Evaluating large language models increasingly relies on LLM-as-a-judge protocols, but such evaluations remain costly: different judges have different prices and reliabilities, and the difficulty of each prompt-response pair can vary substantially. This raises a basic allocation question: under a fixed budget, how should one distribute evaluation queries across heterogeneous judges and instances to obtain the most accurate score estimates? We formalize this question as *budgeted heteroskedastic multi-judge estimation*. Given $K$ prompt-response pairs, $J$ judges with known costs, and unknown query-judge variances, the goal is to estimate a bounded score vector while minimizing an $\ell_p$-error. Our first contribution is to analyze the inverse-variance weighted estimator (IVWE) and to derive the oracle allocation that minimizes its error rate. Since this allocation depends on the unknown variances, we then address the practical unknown-variance setting by proposing EST-IVWE, an adaptive algorithm that constructs and leverages *optimistically biased* variance estimates to stabilize the empirical allocation. We prove that EST-IVWE matches the oracle IVWE rate up to lower-order terms in the budget. Our second and central theoretical contribution is a matching *local* minimax lower bound, which establishes the instance-optimality of the proposed algorithms. A key technical insight is that Fano-type high-probability arguments are too coarse for this problem: their packing construction loses the local variance structure that governs the optimal allocation.
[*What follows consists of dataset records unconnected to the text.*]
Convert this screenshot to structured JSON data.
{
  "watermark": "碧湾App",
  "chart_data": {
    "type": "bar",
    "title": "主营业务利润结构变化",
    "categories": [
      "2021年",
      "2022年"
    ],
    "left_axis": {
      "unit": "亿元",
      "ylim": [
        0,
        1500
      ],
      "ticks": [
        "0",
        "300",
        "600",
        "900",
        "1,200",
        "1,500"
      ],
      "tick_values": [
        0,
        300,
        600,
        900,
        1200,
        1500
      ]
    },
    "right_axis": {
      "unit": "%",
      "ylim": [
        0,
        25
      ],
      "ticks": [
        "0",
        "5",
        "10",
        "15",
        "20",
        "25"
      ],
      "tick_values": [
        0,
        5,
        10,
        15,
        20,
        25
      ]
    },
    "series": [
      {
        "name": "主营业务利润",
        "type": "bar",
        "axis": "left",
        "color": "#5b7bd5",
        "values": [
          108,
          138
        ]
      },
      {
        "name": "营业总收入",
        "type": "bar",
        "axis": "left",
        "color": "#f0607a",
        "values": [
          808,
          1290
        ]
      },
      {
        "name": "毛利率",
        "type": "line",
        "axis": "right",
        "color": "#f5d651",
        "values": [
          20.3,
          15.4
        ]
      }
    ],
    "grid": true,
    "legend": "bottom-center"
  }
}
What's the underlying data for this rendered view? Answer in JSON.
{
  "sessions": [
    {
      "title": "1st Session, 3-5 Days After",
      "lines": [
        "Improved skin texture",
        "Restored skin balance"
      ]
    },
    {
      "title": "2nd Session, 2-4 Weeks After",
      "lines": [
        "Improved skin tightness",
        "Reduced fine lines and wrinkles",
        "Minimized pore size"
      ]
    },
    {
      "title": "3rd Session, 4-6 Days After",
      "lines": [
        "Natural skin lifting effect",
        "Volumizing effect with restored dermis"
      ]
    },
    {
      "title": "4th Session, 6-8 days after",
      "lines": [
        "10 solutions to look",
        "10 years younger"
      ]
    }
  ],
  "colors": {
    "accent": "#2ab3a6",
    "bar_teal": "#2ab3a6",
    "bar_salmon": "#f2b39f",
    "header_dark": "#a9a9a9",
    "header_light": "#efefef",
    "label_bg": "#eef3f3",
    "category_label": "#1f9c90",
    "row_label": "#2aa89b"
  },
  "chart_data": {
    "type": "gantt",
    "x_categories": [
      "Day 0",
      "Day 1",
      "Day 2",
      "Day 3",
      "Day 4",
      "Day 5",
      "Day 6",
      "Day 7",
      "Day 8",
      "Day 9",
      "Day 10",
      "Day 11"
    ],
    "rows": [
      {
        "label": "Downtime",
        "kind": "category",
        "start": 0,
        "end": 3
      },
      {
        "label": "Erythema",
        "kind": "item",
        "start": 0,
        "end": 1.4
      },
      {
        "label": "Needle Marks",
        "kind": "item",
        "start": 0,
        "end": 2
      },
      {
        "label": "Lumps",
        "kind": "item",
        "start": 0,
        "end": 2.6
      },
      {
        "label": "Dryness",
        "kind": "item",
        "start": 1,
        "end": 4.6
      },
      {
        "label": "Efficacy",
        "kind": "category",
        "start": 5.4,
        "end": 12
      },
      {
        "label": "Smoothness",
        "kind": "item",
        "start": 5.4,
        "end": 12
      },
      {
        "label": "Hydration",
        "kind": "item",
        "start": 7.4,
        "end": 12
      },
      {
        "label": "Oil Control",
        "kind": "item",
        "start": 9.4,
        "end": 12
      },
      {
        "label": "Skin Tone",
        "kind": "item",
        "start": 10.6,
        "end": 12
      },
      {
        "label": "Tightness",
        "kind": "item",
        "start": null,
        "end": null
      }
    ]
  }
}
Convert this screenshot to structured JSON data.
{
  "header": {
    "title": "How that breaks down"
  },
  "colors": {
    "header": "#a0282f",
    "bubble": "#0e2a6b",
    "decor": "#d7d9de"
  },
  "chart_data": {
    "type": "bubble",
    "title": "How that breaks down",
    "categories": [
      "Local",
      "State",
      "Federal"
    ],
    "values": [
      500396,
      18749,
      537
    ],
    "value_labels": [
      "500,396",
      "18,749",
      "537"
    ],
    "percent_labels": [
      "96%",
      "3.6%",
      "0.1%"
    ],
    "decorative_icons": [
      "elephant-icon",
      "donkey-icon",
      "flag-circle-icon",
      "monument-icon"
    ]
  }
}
We instead use an Assouad-type in-expectation argument, based on local perturbations, which preserves this structure and yields the sharp allocation-dependent lower bound. Finally, we numerically validate the superiority of our approach over naïve uniform allocation on synthetic and HelpSteer2 datasets.

翻译：评估大型语言模型日益依赖“LLM作为评委”协议，但此类评估成本高昂：不同评委具有不同价格和可靠性，且每个提示-响应对的难度差异显著。这引出了一个基本分配问题：在固定预算下，如何将评估查询分配给异构评委和实例，以获取最准确的分数估计？我们将此问题形式化为*预算约束异方差多评委估计*。给定 $K$ 个提示-响应对、$J$ 个已知成本的评委以及未知的查询-评委方差，目标是在最小化 $\ell_p$ 误差的同时估计有界分数向量。我们的第一个贡献是分析逆方差加权估计量（IVWE），并推导出最小化其误差率的预言分配。由于该分配依赖于未知方差，我们随后针对未知方差的实际场景提出EST-IVWE，这是一种自适应算法，通过构造并利用*乐观有偏*方差估计来稳定经验分配。我们证明EST-IVWE在预算上与预言IVWE的收敛速率匹配，误差仅含低阶项。我们的第二个核心理论贡献是匹配的*局部*极小化最优下界，这确立了所提算法的实例最优性。关键的技术见解在于：Fano型高概率论证对此问题过于粗糙——其打包构造丢失了支配最优分配的局部方差结构。我们转而采用基于局部扰动的Assouad型期望论证，该论证保留此结构并导出尖锐的分配相关下界。最后，我们在合成数据集和HelpSteer2数据集上通过数值实验验证了本方法相较于朴素均匀分配的优越性。